Recipe: OpenAI-compatible HTTP server

tako.compat.serve_openai boots an axum server that wraps any orchestrator behind the routes the official openai Python SDK speaks — /v1/chat/completions (streaming + non-streaming), /v1/models, /healthz, /readyz.

This is how you put tako in front of an existing OpenAI-SDK app without changing client code: change the base_url, keep everything else.

Boot a server

import tako

agent = tako.SingleAgent(
    provider=tako.providers.Anthropic(model="claude-opus-4-7", api_key="..."),
)

url = tako.compat.serve_openai(
    agent,
    host="127.0.0.1",
    port=8000,
    tokens={"sk-team-acme": ("acme", "alice")},  # token -> (tenant_id, user_id)
    models=["claude-opus-4-7", "tako-default"],
)
print(f"serving at {url}")

The tokens map is the bearer-token auth resolver: an incoming Authorization: Bearer sk-team-acme is recognized and the resulting Principal { tenant_id: "acme", user_id: "alice" } flows into the orchestrator.
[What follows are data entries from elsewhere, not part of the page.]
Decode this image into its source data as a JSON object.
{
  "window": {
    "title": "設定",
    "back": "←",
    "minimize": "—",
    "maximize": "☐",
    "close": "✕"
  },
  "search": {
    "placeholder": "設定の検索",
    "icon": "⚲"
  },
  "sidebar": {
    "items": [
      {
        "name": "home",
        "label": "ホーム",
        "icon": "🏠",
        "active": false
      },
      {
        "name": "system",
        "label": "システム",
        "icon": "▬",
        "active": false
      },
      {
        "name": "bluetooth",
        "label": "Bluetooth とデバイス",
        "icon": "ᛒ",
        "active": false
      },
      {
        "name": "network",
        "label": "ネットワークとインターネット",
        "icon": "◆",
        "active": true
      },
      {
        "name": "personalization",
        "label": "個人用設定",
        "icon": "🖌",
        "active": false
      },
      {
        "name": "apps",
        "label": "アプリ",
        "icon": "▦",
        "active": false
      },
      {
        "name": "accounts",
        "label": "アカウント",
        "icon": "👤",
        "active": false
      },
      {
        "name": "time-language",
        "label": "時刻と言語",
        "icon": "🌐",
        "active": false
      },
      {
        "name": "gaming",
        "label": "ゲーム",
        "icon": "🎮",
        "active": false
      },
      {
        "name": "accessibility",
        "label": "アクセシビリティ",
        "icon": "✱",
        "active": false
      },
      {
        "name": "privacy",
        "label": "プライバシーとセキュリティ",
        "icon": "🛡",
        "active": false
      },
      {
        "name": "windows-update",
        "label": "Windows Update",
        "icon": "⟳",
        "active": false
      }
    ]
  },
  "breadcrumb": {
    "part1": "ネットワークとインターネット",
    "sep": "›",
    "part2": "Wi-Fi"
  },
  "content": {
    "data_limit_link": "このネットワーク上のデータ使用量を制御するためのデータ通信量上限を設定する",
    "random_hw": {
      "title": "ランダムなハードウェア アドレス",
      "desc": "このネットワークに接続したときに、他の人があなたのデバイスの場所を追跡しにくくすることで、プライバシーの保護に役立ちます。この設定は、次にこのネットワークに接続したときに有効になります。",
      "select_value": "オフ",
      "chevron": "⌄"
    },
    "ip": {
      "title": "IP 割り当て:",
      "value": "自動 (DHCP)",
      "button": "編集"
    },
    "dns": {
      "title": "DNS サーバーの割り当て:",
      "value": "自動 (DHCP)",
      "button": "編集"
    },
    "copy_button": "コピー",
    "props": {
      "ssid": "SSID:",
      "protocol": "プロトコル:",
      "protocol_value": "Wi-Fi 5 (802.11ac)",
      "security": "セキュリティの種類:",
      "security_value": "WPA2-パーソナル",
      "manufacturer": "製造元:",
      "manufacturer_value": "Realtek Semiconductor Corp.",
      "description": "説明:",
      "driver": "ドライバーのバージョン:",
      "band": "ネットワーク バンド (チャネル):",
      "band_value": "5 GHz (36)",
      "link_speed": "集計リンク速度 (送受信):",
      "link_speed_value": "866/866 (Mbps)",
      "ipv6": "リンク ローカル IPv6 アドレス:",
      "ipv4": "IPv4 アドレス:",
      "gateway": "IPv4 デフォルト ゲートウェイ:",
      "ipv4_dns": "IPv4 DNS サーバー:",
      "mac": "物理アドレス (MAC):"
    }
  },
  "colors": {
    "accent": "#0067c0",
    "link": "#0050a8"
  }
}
Use it from the openai SDK

from openai import OpenAI

client = OpenAI(base_url="http://127.0.0.1:8000/v1", api_key="sk-team-acme")
resp = client.chat.completions.create(
    model="claude-opus-4-7",
    messages=[{"role": "user", "content": "hi"}],
)
print(resp.choices[0].message.content)

Streaming works too:

stream = client.chat.completions.create(
    model="claude-opus-4-7",
    messages=[{"role": "user", "content": "hi"}],
    stream=True,
)
for chunk in stream:
    if chunk.choices[0].delta.content:
        print(chunk.choices[0].delta.content, end="", flush=True)

Wiring per-tenant policy

The Principal resolved from the bearer token is available to any PolicyEngine consulted by the orchestrator. To enforce max_usd_per_tenant_per_day differently per tenant:

budget = tako.Budget(
    max_usd_per_tenant_per_day={"acme": 50.0, "beta": 1000.0},
)
client_runtime = tako.Client(providers=[provider], budget=budget)
agent = tako.SingleAgent(provider=provider, client=client_runtime)
url = tako.compat.serve_openai(agent, ...)

Shutdown

tako.compat.shutdown_openai()

This gracefully drains in-flight requests; bind a signal handler if you want SIGTERM-driven shutdown.